Doch Gen Z stört ihre Unvollkommenheit nicht. Im Gegenteil: Sie liebt sie deswegen. „Leute, die Carrie haten, checken sie einfach nicht“, argumentierte ein Fan unter einem Edit, während ein anderer hinzufügte: „Viele werden diese Art von Freiheit nie verstehen.“ Andere fühlen sich von ihrer chaotischen Energie angesprochen – unter Clips, in denen Carrie Kettenraucherin spielt, stehen Kommentare wie „Niemand versteht sie so wie ich“. Ihr Comeback erinnert an die Neubewertung von Girls’ Hannah Horvath – auch wenn Carrie, seien wir ehrlich, deutlich cooler ist.

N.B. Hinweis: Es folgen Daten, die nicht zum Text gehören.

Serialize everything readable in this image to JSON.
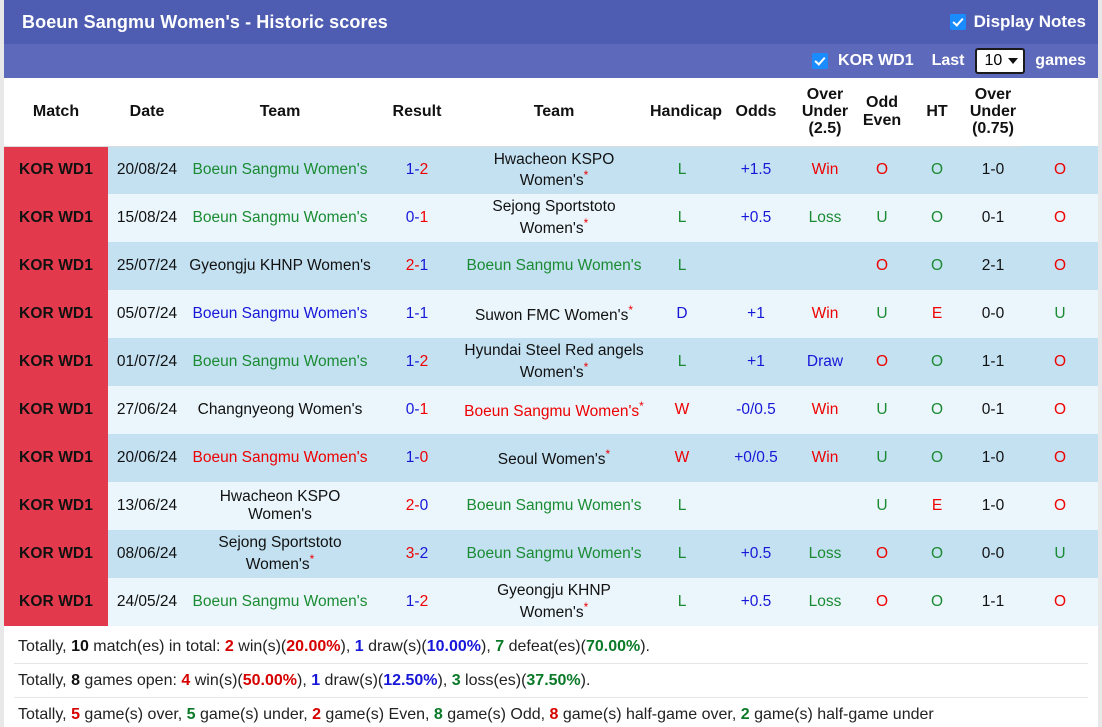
{
  "header": {
    "title": "Boeun Sangmu Women's - Historic scores",
    "display_notes_label": "Display Notes",
    "display_notes_checked": true,
    "league_label": "KOR WD1",
    "league_checked": true,
    "last_label": "Last",
    "games_label": "games",
    "games_count": "10",
    "title_bg": "#4e5cb2",
    "filter_bg": "#5d69ba",
    "checkbox_color": "#1a8cff"
  },
  "table": {
    "columns": [
      "Match",
      "Date",
      "Team",
      "Result",
      "Team",
      "Handicap",
      "Odds",
      "Over Under (2.5)",
      "Odd Even",
      "HT",
      "Over Under (0.75)"
    ],
    "columns_multiline": [
      [
        "Match"
      ],
      [
        "Date"
      ],
      [
        "Team"
      ],
      [
        "Result"
      ],
      [
        "Team"
      ],
      [
        "Handicap"
      ],
      [
        "Odds"
      ],
      [
        "Over",
        "Under",
        "(2.5)"
      ],
      [
        "Odd",
        "Even"
      ],
      [
        "HT"
      ],
      [
        "Over",
        "Under",
        "(0.75)"
      ]
    ],
    "rows": [
      {
        "match": "KOR WD1",
        "date": "20/08/24",
        "home": "Boeun Sangmu Women's",
        "home_color": "green",
        "home_star": false,
        "score_home": "1",
        "score_home_color": "blue",
        "score_away": "2",
        "score_away_color": "red",
        "away": "Hwacheon KSPO Women's",
        "away_color": "black",
        "away_star": true,
        "result": "L",
        "result_color": "green",
        "handicap": "+1.5",
        "handicap_color": "blue",
        "odds": "Win",
        "odds_color": "red",
        "ou25": "O",
        "ou25_color": "red",
        "oddeven": "O",
        "oddeven_color": "green",
        "ht": "1-0",
        "ou075": "O",
        "ou075_color": "red"
      },
      {
        "match": "KOR WD1",
        "date": "15/08/24",
        "home": "Boeun Sangmu Women's",
        "home_color": "green",
        "home_star": false,
        "score_home": "0",
        "score_home_color": "blue",
        "score_away": "1",
        "score_away_color": "red",
        "away": "Sejong Sportstoto Women's",
        "away_color": "black",
        "away_star": true,
        "result": "L",
        "result_color": "green",
        "handicap": "+0.5",
        "handicap_color": "blue",
        "odds": "Loss",
        "odds_color": "green",
        "ou25": "U",
        "ou25_color": "green",
        "oddeven": "O",
        "oddeven_color": "green",
        "ht": "0-1",
        "ou075": "O",
        "ou075_color": "red"
      },
      {
        "match": "KOR WD1",
        "date": "25/07/24",
        "home": "Gyeongju KHNP Women's",
        "home_color": "black",
        "home_star": false,
        "score_home": "2",
        "score_home_color": "red",
        "score_away": "1",
        "score_away_color": "blue",
        "away": "Boeun Sangmu Women's",
        "away_color": "green",
        "away_star": false,
        "result": "L",
        "result_color": "green",
        "handicap": "",
        "handicap_color": "blue",
        "odds": "",
        "odds_color": "red",
        "ou25": "O",
        "ou25_color": "red",
        "oddeven": "O",
        "oddeven_color": "green",
        "ht": "2-1",
        "ou075": "O",
        "ou075_color": "red"
      },
      {
        "match": "KOR WD1",
        "date": "05/07/24",
        "home": "Boeun Sangmu Women's",
        "home_color": "blue",
        "home_star": false,
        "score_home": "1",
        "score_home_color": "blue",
        "score_away": "1",
        "score_away_color": "blue",
        "away": "Suwon FMC Women's",
        "away_color": "black",
        "away_star": true,
        "result": "D",
        "result_color": "blue",
        "handicap": "+1",
        "handicap_color": "blue",
        "odds": "Win",
        "odds_color": "red",
        "ou25": "U",
        "ou25_color": "green",
        "oddeven": "E",
        "oddeven_color": "red",
        "ht": "0-0",
        "ou075": "U",
        "ou075_color": "green"
      },
      {
        "match": "KOR WD1",
        "date": "01/07/24",
        "home": "Boeun Sangmu Women's",
        "home_color": "green",
        "home_star": false,
        "score_home": "1",
        "score_home_color": "blue",
        "score_away": "2",
        "score_away_color": "red",
        "away": "Hyundai Steel Red angels Women's",
        "away_color": "black",
        "away_star": true,
        "result": "L",
        "result_color": "green",
        "handicap": "+1",
        "handicap_color": "blue",
        "odds": "Draw",
        "odds_color": "blue",
        "ou25": "O",
        "ou25_color": "red",
        "oddeven": "O",
        "oddeven_color": "green",
        "ht": "1-1",
        "ou075": "O",
        "ou075_color": "red"
      },
      {
        "match": "KOR WD1",
        "date": "27/06/24",
        "home": "Changnyeong Women's",
        "home_color": "black",
        "home_star": false,
        "score_home": "0",
        "score_home_color": "blue",
        "score_away": "1",
        "score_away_color": "red",
        "away": "Boeun Sangmu Women's",
        "away_color": "red",
        "away_star": true,
        "result": "W",
        "result_color": "red",
        "handicap": "-0/0.5",
        "handicap_color": "blue",
        "odds": "Win",
        "odds_color": "red",
        "ou25": "U",
        "ou25_color": "green",
        "oddeven": "O",
        "oddeven_color": "green",
        "ht": "0-1",
        "ou075": "O",
        "ou075_color": "red"
      },
      {
        "match": "KOR WD1",
        "date": "20/06/24",
        "home": "Boeun Sangmu Women's",
        "home_color": "red",
        "home_star": false,
        "score_home": "1",
        "score_home_color": "blue",
        "score_away": "0",
        "score_away_color": "red",
        "away": "Seoul Women's",
        "away_color": "black",
        "away_star": true,
        "result": "W",
        "result_color": "red",
        "handicap": "+0/0.5",
        "handicap_color": "blue",
        "odds": "Win",
        "odds_color": "red",
        "ou25": "U",
        "ou25_color": "green",
        "oddeven": "O",
        "oddeven_color": "green",
        "ht": "1-0",
        "ou075": "O",
        "ou075_color": "red"
      },
      {
        "match": "KOR WD1",
        "date": "13/06/24",
        "home": "Hwacheon KSPO Women's",
        "home_color": "black",
        "home_star": false,
        "score_home": "2",
        "score_home_color": "red",
        "score_away": "0",
        "score_away_color": "blue",
        "away": "Boeun Sangmu Women's",
        "away_color": "green",
        "away_star": false,
        "result": "L",
        "result_color": "green",
        "handicap": "",
        "handicap_color": "blue",
        "odds": "",
        "odds_color": "green",
        "ou25": "U",
        "ou25_color": "green",
        "oddeven": "E",
        "oddeven_color": "red",
        "ht": "1-0",
        "ou075": "O",
        "ou075_color": "red"
      },
      {
        "match": "KOR WD1",
        "date": "08/06/24",
        "home": "Sejong Sportstoto Women's",
        "home_color": "black",
        "home_star": true,
        "score_home": "3",
        "score_home_color": "red",
        "score_away": "2",
        "score_away_color": "blue",
        "away": "Boeun Sangmu Women's",
        "away_color": "green",
        "away_star": false,
        "result": "L",
        "result_color": "green",
        "handicap": "+0.5",
        "handicap_color": "blue",
        "odds": "Loss",
        "odds_color": "green",
        "ou25": "O",
        "ou25_color": "red",
        "oddeven": "O",
        "oddeven_color": "green",
        "ht": "0-0",
        "ou075": "U",
        "ou075_color": "green"
      },
      {
        "match": "KOR WD1",
        "date": "24/05/24",
        "home": "Boeun Sangmu Women's",
        "home_color": "green",
        "home_star": false,
        "score_home": "1",
        "score_home_color": "blue",
        "score_away": "2",
        "score_away_color": "red",
        "away": "Gyeongju KHNP Women's",
        "away_color": "black",
        "away_star": true,
        "result": "L",
        "result_color": "green",
        "handicap": "+0.5",
        "handicap_color": "blue",
        "odds": "Loss",
        "odds_color": "green",
        "ou25": "O",
        "ou25_color": "red",
        "oddeven": "O",
        "oddeven_color": "green",
        "ht": "1-1",
        "ou075": "O",
        "ou075_color": "red"
      }
    ]
  },
  "footer": {
    "line1": [
      {
        "t": "Totally, ",
        "c": "plain"
      },
      {
        "t": "10",
        "c": "k"
      },
      {
        "t": " match(es) in total: ",
        "c": "plain"
      },
      {
        "t": "2",
        "c": "r"
      },
      {
        "t": " win(s)(",
        "c": "plain"
      },
      {
        "t": "20.00%",
        "c": "r"
      },
      {
        "t": "), ",
        "c": "plain"
      },
      {
        "t": "1",
        "c": "b"
      },
      {
        "t": " draw(s)(",
        "c": "plain"
      },
      {
        "t": "10.00%",
        "c": "b"
      },
      {
        "t": "), ",
        "c": "plain"
      },
      {
        "t": "7",
        "c": "g"
      },
      {
        "t": " defeat(es)(",
        "c": "plain"
      },
      {
        "t": "70.00%",
        "c": "g"
      },
      {
        "t": ").",
        "c": "plain"
      }
    ],
    "line2": [
      {
        "t": "Totally, ",
        "c": "plain"
      },
      {
        "t": "8",
        "c": "k"
      },
      {
        "t": " games open: ",
        "c": "plain"
      },
      {
        "t": "4",
        "c": "r"
      },
      {
        "t": " win(s)(",
        "c": "plain"
      },
      {
        "t": "50.00%",
        "c": "r"
      },
      {
        "t": "), ",
        "c": "plain"
      },
      {
        "t": "1",
        "c": "b"
      },
      {
        "t": " draw(s)(",
        "c": "plain"
      },
      {
        "t": "12.50%",
        "c": "b"
      },
      {
        "t": "), ",
        "c": "plain"
      },
      {
        "t": "3",
        "c": "g"
      },
      {
        "t": " loss(es)(",
        "c": "plain"
      },
      {
        "t": "37.50%",
        "c": "g"
      },
      {
        "t": ").",
        "c": "plain"
      }
    ],
    "line3": [
      {
        "t": "Totally, ",
        "c": "plain"
      },
      {
        "t": "5",
        "c": "r"
      },
      {
        "t": " game(s) over, ",
        "c": "plain"
      },
      {
        "t": "5",
        "c": "g"
      },
      {
        "t": " game(s) under, ",
        "c": "plain"
      },
      {
        "t": "2",
        "c": "r"
      },
      {
        "t": " game(s) Even, ",
        "c": "plain"
      },
      {
        "t": "8",
        "c": "g"
      },
      {
        "t": " game(s) Odd, ",
        "c": "plain"
      },
      {
        "t": "8",
        "c": "r"
      },
      {
        "t": " game(s) half-game over, ",
        "c": "plain"
      },
      {
        "t": "2",
        "c": "g"
      },
      {
        "t": " game(s) half-game under",
        "c": "plain"
      }
    ]
  }
}
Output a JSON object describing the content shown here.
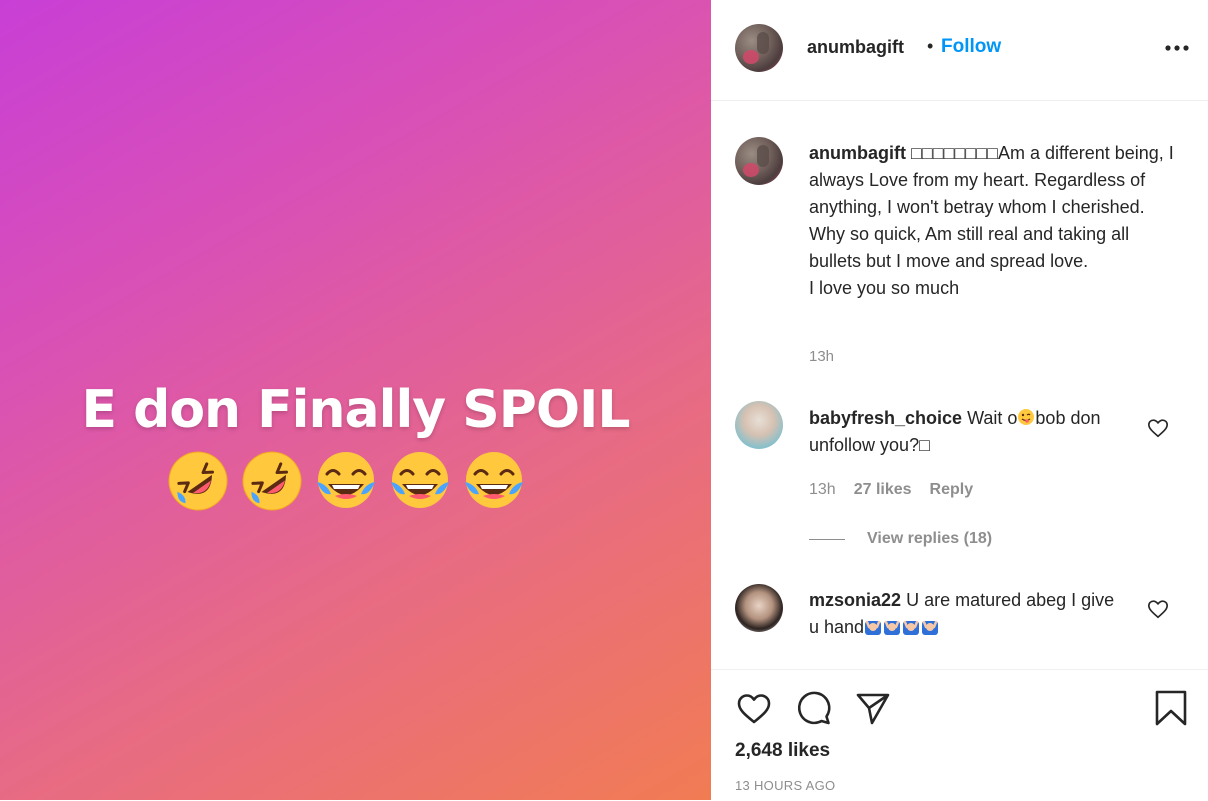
{
  "post": {
    "text": "E don Finally SPOIL",
    "emojis": [
      "rolling-on-floor-laughing",
      "rolling-on-floor-laughing",
      "tears-of-joy",
      "tears-of-joy",
      "tears-of-joy"
    ],
    "background_colors": [
      "#c83fd6",
      "#d950b6",
      "#e76a86",
      "#f17c53"
    ]
  },
  "header": {
    "username": "anumbagift",
    "separator": "•",
    "follow_label": "Follow",
    "more_icon": "more-horizontal-icon"
  },
  "caption": {
    "username": "anumbagift",
    "lines": [
      "□□□□□□□□Am a different being, I always Love from my heart. Regardless of anything, I won't betray whom I cherished.",
      "Why so quick, Am still real and taking all bullets but I move and spread love.",
      "I love you so much"
    ],
    "time": "13h"
  },
  "comments": [
    {
      "username": "babyfresh_choice",
      "text": "Wait o",
      "text_after_emoji": "bob don unfollow you?□",
      "time": "13h",
      "likes": "27 likes",
      "reply_label": "Reply",
      "view_replies": "View replies (18)"
    },
    {
      "username": "mzsonia22",
      "text": "U are matured abeg I give u hand",
      "emoji_count": 4
    }
  ],
  "footer": {
    "likes": "2,648 likes",
    "time_ago": "13 HOURS AGO"
  },
  "colors": {
    "accent": "#0095f6",
    "muted": "#8e8e8e",
    "text": "#262626"
  }
}
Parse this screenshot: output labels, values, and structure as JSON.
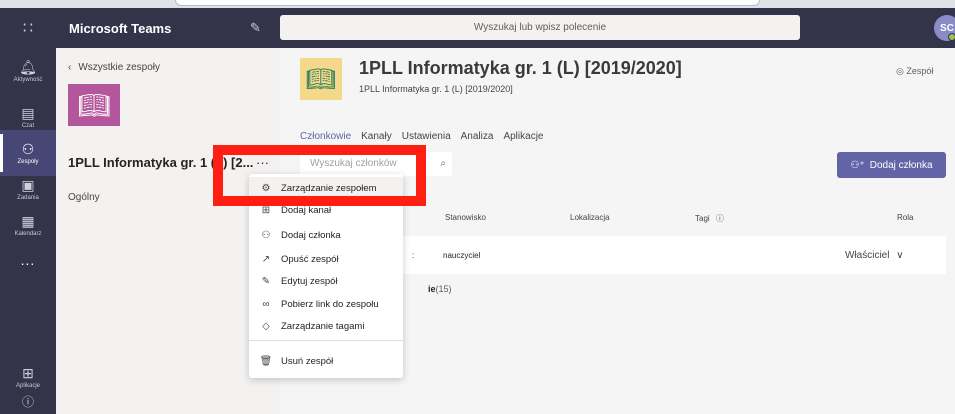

Ältere Generationen lernten, das „chillige Mädchen“ zu sein – unaufgeregt, locker, niemals „zu viel“. Doch Gen Z umarmt das Chaos. Sie verehren Künstlerinnen wie Olivia Rodrigo, Lana Del Rey oder Gracie Abrams – Frauen, die ihr gebrochenes Herz und ihre Neurosen offen zur Schau tragen. Da ist es nur logisch, dass sie Carrie lieben, mit allen Ecken und Kanten. Dazu kommt ihr ikonischer 90er- und 2000er-Jahre-Stil, der sie zur ultimativen Fashion-Muse macht. Stilvoll und durchgeknallt? Kein Wunder, dass 21-Jährige sie für eine Legende halten.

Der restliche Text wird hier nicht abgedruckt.